CnAα interacts with NIK through its phosphatase domain.

A. Co-immunoprecipitation of CnAα and its mutants (ΔN and ΔCA) with NIK. CnAα and its mutants expressed in cells are indicated at the top of panels. Control indicates the Myc-tagged expression vector. The upper left panel (Co-IP) shows western blotting of immunoprecipitates using the anti-Flag antibody to detect co-immunoprecipitation of Myc-tagged CnAα and its mutants. The lower left panel shows western blotting of immunoprecipitates using the anti-Flag antibody to detect Flag-tagged NIK. The upper right panel shows western blotting of total cell lysates using the anti-Myc antibody. The lower right panels show western blotting of immunoprecipitates using the anti-Flag antibody to detect Flag-tagged NIK. Arrows indicate bands of IgG chains used for immunoprecipitation.
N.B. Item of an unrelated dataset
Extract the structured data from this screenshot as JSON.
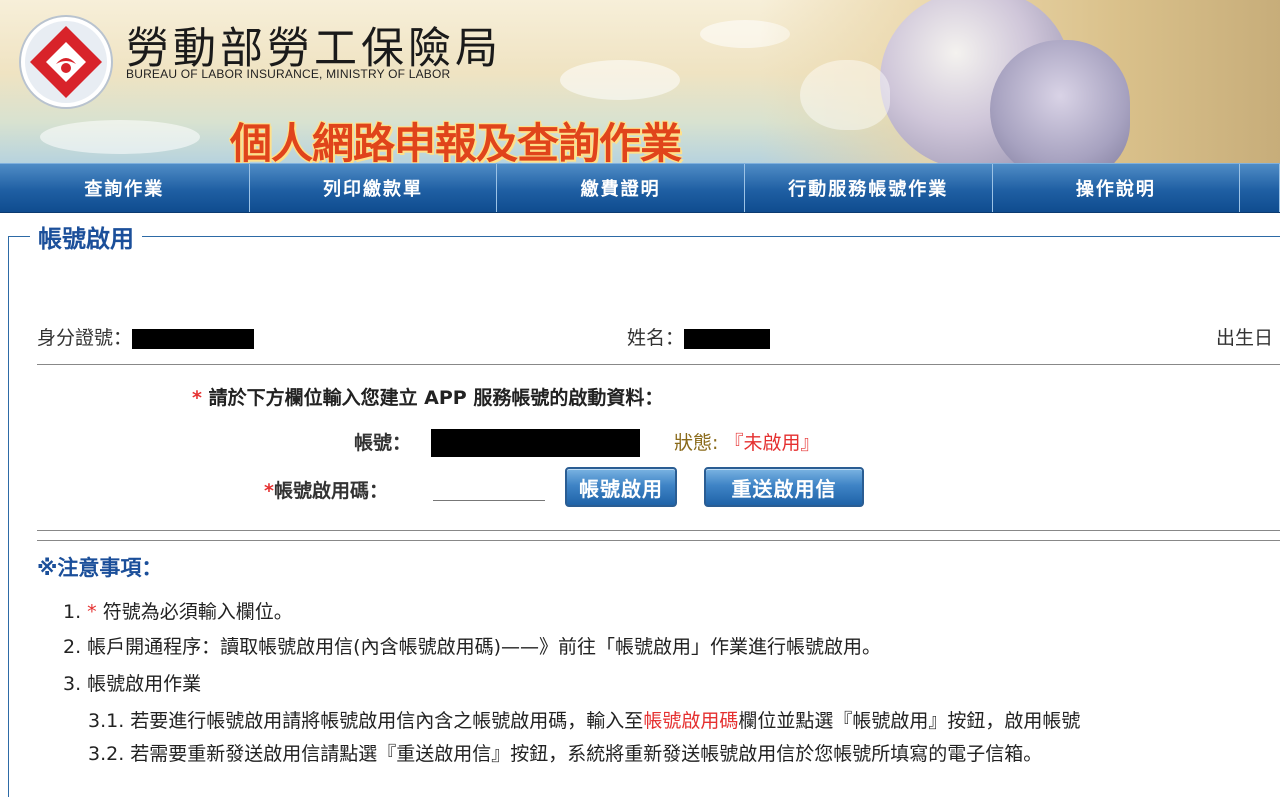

Results of one representative experiment of three are shown. Blots are cropped for clarity. Full-length blots of key data are presented in Supplementary Figure 2. B. Schematics of CnAα and its deletion mutants used in this study. “Phosphatase” indicates the phosphatase domain containing the catalytic domain and regulatory subunit-binding domain. “CaM” indicates a potential calmodulin-binding domain. “AI” indicates the auto-inhibitory domain. The Flag tag (abbreviated in this figure) was connected to the N-terminus of the wild-type protein and mutants. The binding ability of each protein for NIK, as determined in Fig. 2A, is indicated at the right of each structure. “+” indicates positive for binding and “−” indicates negative for binding.